Prefer to listen? The full lesson is available as a podcast episode.

Frequently Asked Questions

What is natural language processing (NLP)?

NLP is the AI subfield that handles human language - text, speech, and conversation. It powers systems like ChatGPT, search engines that understand intent, machine translation, spam filters, and voice assistants. NLP systems learn statistical patterns in language, which is why they're good at generating fluent text but poor at distinguishing true from false information.

What is computer vision in AI?

Computer vision is the AI subfield that handles images and video. It powers autonomous vehicles, medical imaging diagnostics, retail shelf monitoring, and manufacturing quality control. Computer vision systems identify objects, detect faces, read text in images, and track movement - but they can fail on unusual angles or lighting not seen in training.

What is edge AI?

Edge AI means running AI models on devices rather than sending data to cloud servers. Your phone's face unlock, fitness watches detecting exercise, and industrial sensors spotting equipment faults are all edge AI. The main advantage is speed, privacy, and offline capability. The challenge is that the best AI models are too large for most edge hardware.

Which AI subfield will have the most impact?

Edge AI may have the most transformative impact over the next decade. NLP gets more attention, but getting efficient AI running on billions of devices - phones, watches, cars, industrial sensors - is a foundational shift. It moves AI from cloud-dependent services to always-on, local intelligence. The bottleneck right now is model size: most state-of-the-art models are too large for edge hardware.

How It Works

NLP systems are trained on large text datasets. They learn statistical relationships between words - which words appear together, in what contexts, following what patterns. Modern NLP uses transformer architectures with attention mechanisms that let the system weight different parts of the input when generating each output token.

Computer vision typically uses convolutional neural networks (CNNs). These apply filters that scan across an image, detecting edges, textures, and shapes at progressively higher levels of abstraction. The final layer classifies what the image contains or localises where objects are.

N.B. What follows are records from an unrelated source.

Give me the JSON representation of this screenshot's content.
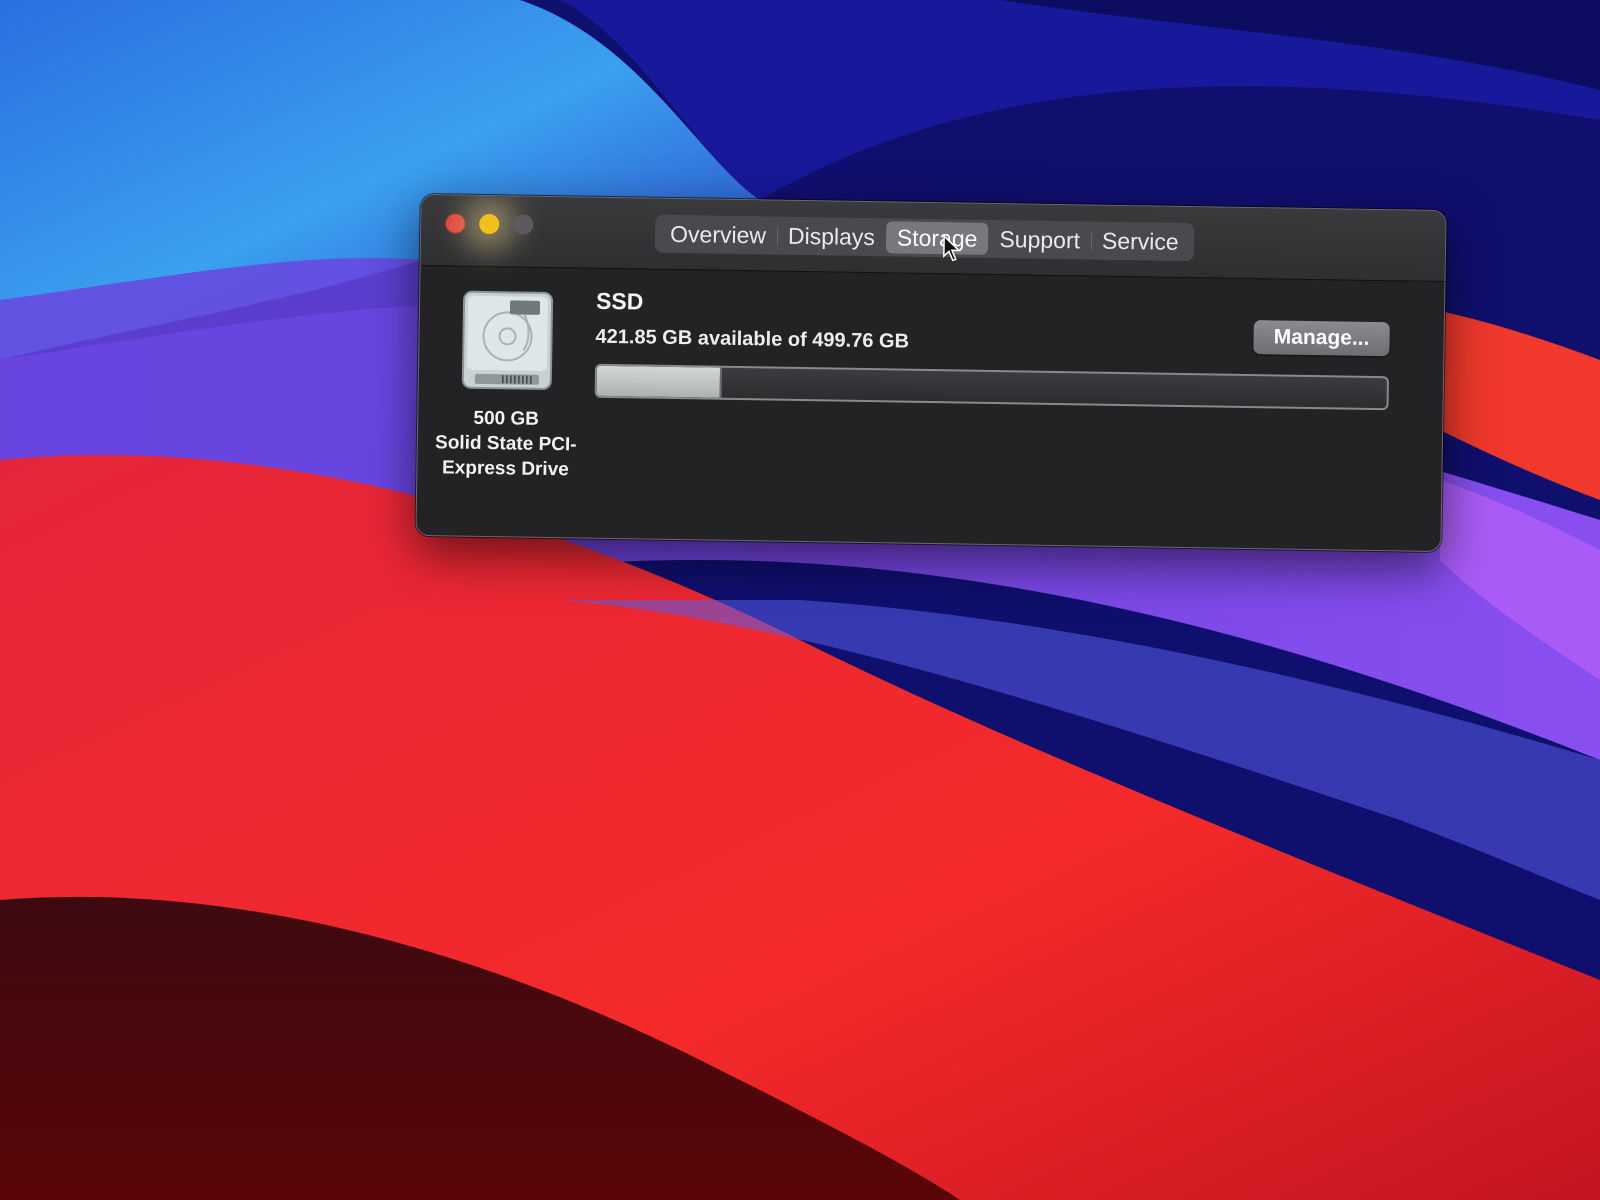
{
  "window": {
    "traffic_lights": [
      "close",
      "minimize",
      "zoom"
    ]
  },
  "tabs": [
    {
      "label": "Overview",
      "active": false
    },
    {
      "label": "Displays",
      "active": false
    },
    {
      "label": "Storage",
      "active": true
    },
    {
      "label": "Support",
      "active": false
    },
    {
      "label": "Service",
      "active": false
    }
  ],
  "disk": {
    "icon": "internal-drive-icon",
    "size": "500 GB",
    "type_line1": "Solid State PCI-",
    "type_line2": "Express Drive"
  },
  "volume": {
    "name": "SSD",
    "availability": "421.85 GB available of 499.76 GB",
    "used_fraction": 0.156
  },
  "buttons": {
    "manage_label": "Manage..."
  },
  "colors": {
    "close": "#e0443e",
    "minimize": "#f2c01b",
    "zoom_disabled": "#5b5b5f"
  }
}
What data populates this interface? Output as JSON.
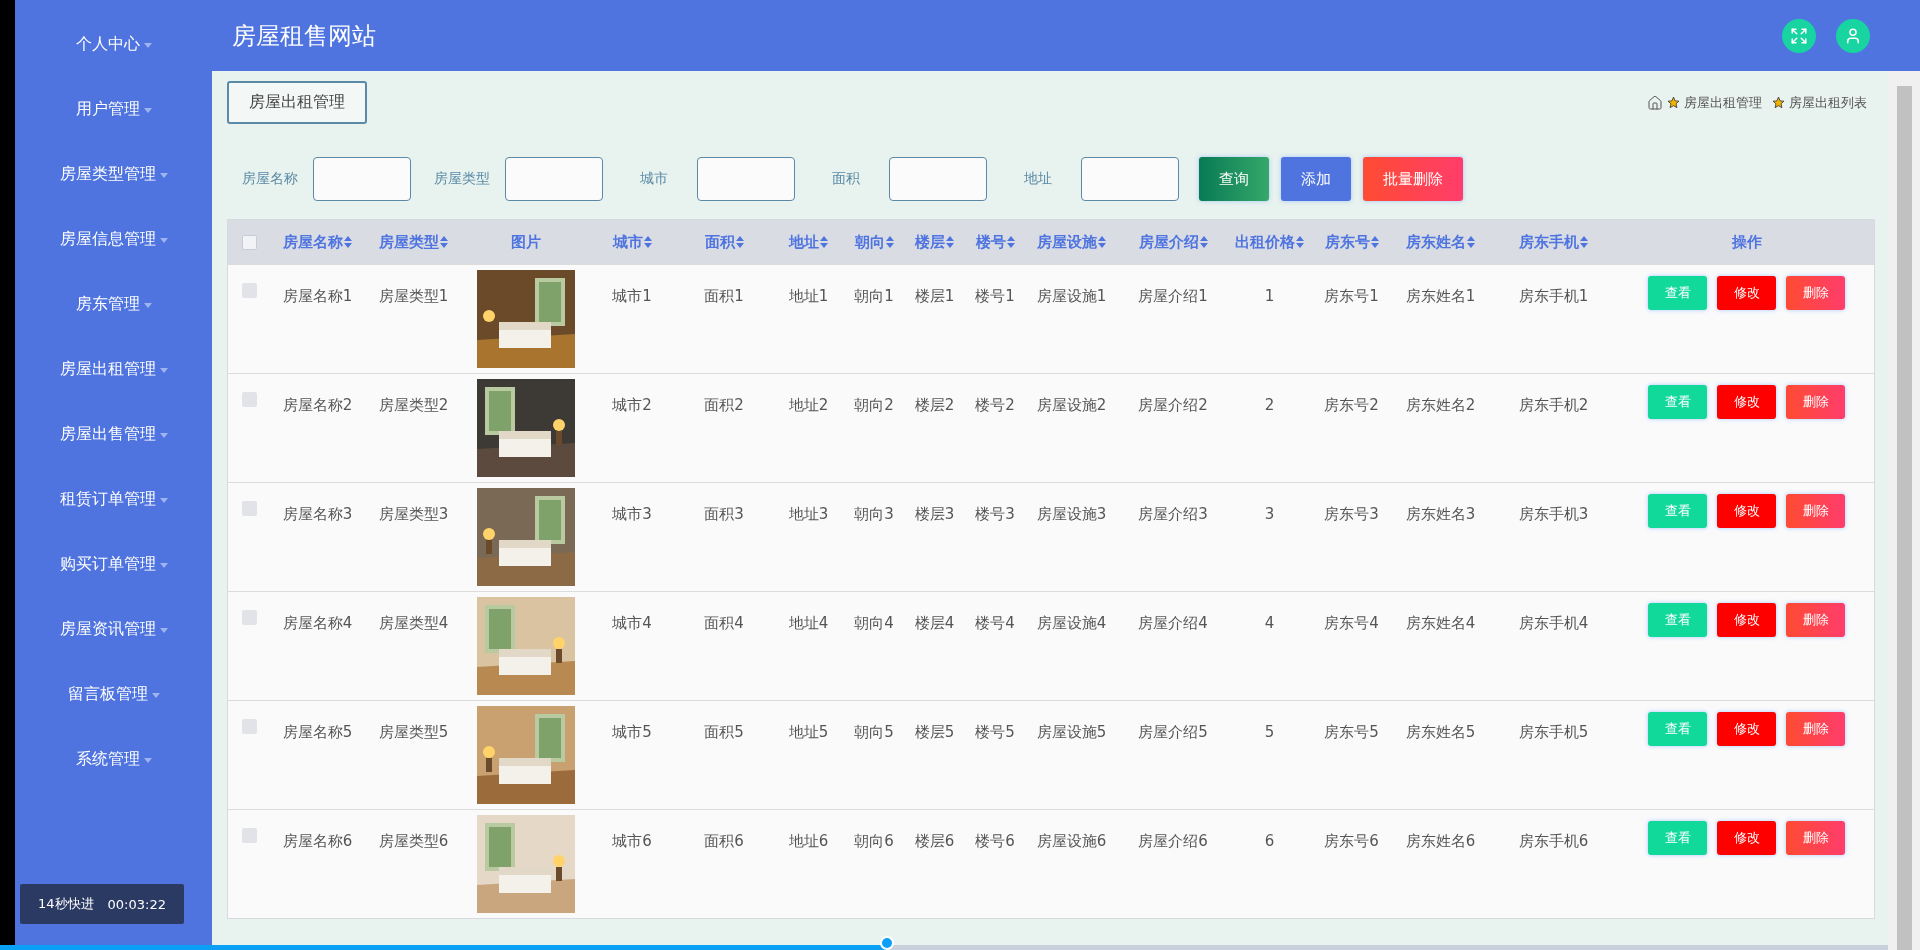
{
  "sidebar": {
    "items": [
      {
        "label": "个人中心"
      },
      {
        "label": "用户管理"
      },
      {
        "label": "房屋类型管理"
      },
      {
        "label": "房屋信息管理"
      },
      {
        "label": "房东管理"
      },
      {
        "label": "房屋出租管理"
      },
      {
        "label": "房屋出售管理"
      },
      {
        "label": "租赁订单管理"
      },
      {
        "label": "购买订单管理"
      },
      {
        "label": "房屋资讯管理"
      },
      {
        "label": "留言板管理"
      },
      {
        "label": "系统管理"
      }
    ]
  },
  "header": {
    "title": "房屋租售网站"
  },
  "page_tab": "房屋出租管理",
  "breadcrumb": [
    "房屋出租管理",
    "房屋出租列表"
  ],
  "search": {
    "fields": [
      {
        "label": "房屋名称"
      },
      {
        "label": "房屋类型"
      },
      {
        "label": "城市"
      },
      {
        "label": "面积"
      },
      {
        "label": "地址"
      }
    ],
    "buttons": [
      {
        "label": "查询",
        "kind": "query"
      },
      {
        "label": "添加",
        "kind": "add"
      },
      {
        "label": "批量删除",
        "kind": "delete"
      }
    ]
  },
  "table": {
    "header_checked": false,
    "columns": [
      {
        "label": "房屋名称",
        "kind": "text",
        "sortable": true
      },
      {
        "label": "房屋类型",
        "kind": "text",
        "sortable": true
      },
      {
        "label": "图片",
        "kind": "picture",
        "sortable": false
      },
      {
        "label": "城市",
        "kind": "text",
        "sortable": true
      },
      {
        "label": "面积",
        "kind": "text",
        "sortable": true
      },
      {
        "label": "地址",
        "kind": "text",
        "sortable": true
      },
      {
        "label": "朝向",
        "kind": "text",
        "sortable": true
      },
      {
        "label": "楼层",
        "kind": "text",
        "sortable": true
      },
      {
        "label": "楼号",
        "kind": "text",
        "sortable": true
      },
      {
        "label": "房屋设施",
        "kind": "text",
        "sortable": true
      },
      {
        "label": "房屋介绍",
        "kind": "text",
        "sortable": true
      },
      {
        "label": "出租价格",
        "kind": "text",
        "sortable": true
      },
      {
        "label": "房东号",
        "kind": "text",
        "sortable": true
      },
      {
        "label": "房东姓名",
        "kind": "text",
        "sortable": true
      },
      {
        "label": "房东手机",
        "kind": "text",
        "sortable": true
      },
      {
        "label": "操作",
        "kind": "actions",
        "sortable": false
      }
    ],
    "rows": [
      {
        "checked": false,
        "cells": [
          "房屋名称1",
          "房屋类型1",
          {
            "kind": "picture"
          },
          "城市1",
          "面积1",
          "地址1",
          "朝向1",
          "楼层1",
          "楼号1",
          "房屋设施1",
          "房屋介绍1",
          "1",
          "房东号1",
          "房东姓名1",
          "房东手机1"
        ],
        "actions": [
          {
            "label": "查看",
            "kind": "view"
          },
          {
            "label": "修改",
            "kind": "edit"
          },
          {
            "label": "删除",
            "kind": "delete"
          }
        ]
      },
      {
        "checked": false,
        "cells": [
          "房屋名称2",
          "房屋类型2",
          {
            "kind": "picture"
          },
          "城市2",
          "面积2",
          "地址2",
          "朝向2",
          "楼层2",
          "楼号2",
          "房屋设施2",
          "房屋介绍2",
          "2",
          "房东号2",
          "房东姓名2",
          "房东手机2"
        ],
        "actions": [
          {
            "label": "查看",
            "kind": "view"
          },
          {
            "label": "修改",
            "kind": "edit"
          },
          {
            "label": "删除",
            "kind": "delete"
          }
        ]
      },
      {
        "checked": false,
        "cells": [
          "房屋名称3",
          "房屋类型3",
          {
            "kind": "picture"
          },
          "城市3",
          "面积3",
          "地址3",
          "朝向3",
          "楼层3",
          "楼号3",
          "房屋设施3",
          "房屋介绍3",
          "3",
          "房东号3",
          "房东姓名3",
          "房东手机3"
        ],
        "actions": [
          {
            "label": "查看",
            "kind": "view"
          },
          {
            "label": "修改",
            "kind": "edit"
          },
          {
            "label": "删除",
            "kind": "delete"
          }
        ]
      },
      {
        "checked": false,
        "cells": [
          "房屋名称4",
          "房屋类型4",
          {
            "kind": "picture"
          },
          "城市4",
          "面积4",
          "地址4",
          "朝向4",
          "楼层4",
          "楼号4",
          "房屋设施4",
          "房屋介绍4",
          "4",
          "房东号4",
          "房东姓名4",
          "房东手机4"
        ],
        "actions": [
          {
            "label": "查看",
            "kind": "view"
          },
          {
            "label": "修改",
            "kind": "edit"
          },
          {
            "label": "删除",
            "kind": "delete"
          }
        ]
      },
      {
        "checked": false,
        "cells": [
          "房屋名称5",
          "房屋类型5",
          {
            "kind": "picture"
          },
          "城市5",
          "面积5",
          "地址5",
          "朝向5",
          "楼层5",
          "楼号5",
          "房屋设施5",
          "房屋介绍5",
          "5",
          "房东号5",
          "房东姓名5",
          "房东手机5"
        ],
        "actions": [
          {
            "label": "查看",
            "kind": "view"
          },
          {
            "label": "修改",
            "kind": "edit"
          },
          {
            "label": "删除",
            "kind": "delete"
          }
        ]
      },
      {
        "checked": false,
        "cells": [
          "房屋名称6",
          "房屋类型6",
          {
            "kind": "picture"
          },
          "城市6",
          "面积6",
          "地址6",
          "朝向6",
          "楼层6",
          "楼号6",
          "房屋设施6",
          "房屋介绍6",
          "6",
          "房东号6",
          "房东姓名6",
          "房东手机6"
        ],
        "actions": [
          {
            "label": "查看",
            "kind": "view"
          },
          {
            "label": "修改",
            "kind": "edit"
          },
          {
            "label": "删除",
            "kind": "delete"
          }
        ]
      }
    ]
  },
  "video_overlay": {
    "label": "14秒快进",
    "time": "00:03:22",
    "level": 0.47
  }
}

Edge AI requires model compression. Techniques include quantisation (reducing precision from 32-bit floats to 8-bit integers), pruning (removing low-importance connections), and knowledge distillation (training a small model to mimic a large one). Dedicated chips - Apple's Neural Engine, Qualcomm's Hexagon - run these compressed models efficiently on battery-powered devices.

Key Points
  • NLP handles language: translation, summarisation, text generation, speech recognition, question answering.
  • NLP systems match language patterns - they don't understand truth or meaning, and can hallucinate confidently.
  • Computer vision handles images and video: object detection, facial recognition, medical imaging, quality control.
  • Computer vision fails on data differing from training - unusual angles, lighting, or unseen object types.
  • Adversarial examples (small pixel modifications) can fool computer vision systems while appearing unchanged to humans.
  • Edge AI processes data locally on devices rather than sending it to cloud servers.
  • Edge AI benefits: speed, privacy, offline capability, no bandwidth costs.
  • Edge AI bottleneck: state-of-the-art models are too large for most edge devices - active research area.
Sources
  • Vaswani, A. et al. (2017). Attention Is All You Need. NeurIPS 2017.
  • He, K. et al. (2016). Deep Residual Learning for Image Recognition. CVPR 2016.
  • Goodfellow, I. et al. (2014). Explaining and Harnessing Adversarial Examples. arXiv:1412.6572.
  • Howard, A. et al. (2017). MobileNets: Efficient Convolutional Neural Networks for Mobile Vision Applications. arXiv:1704.04861.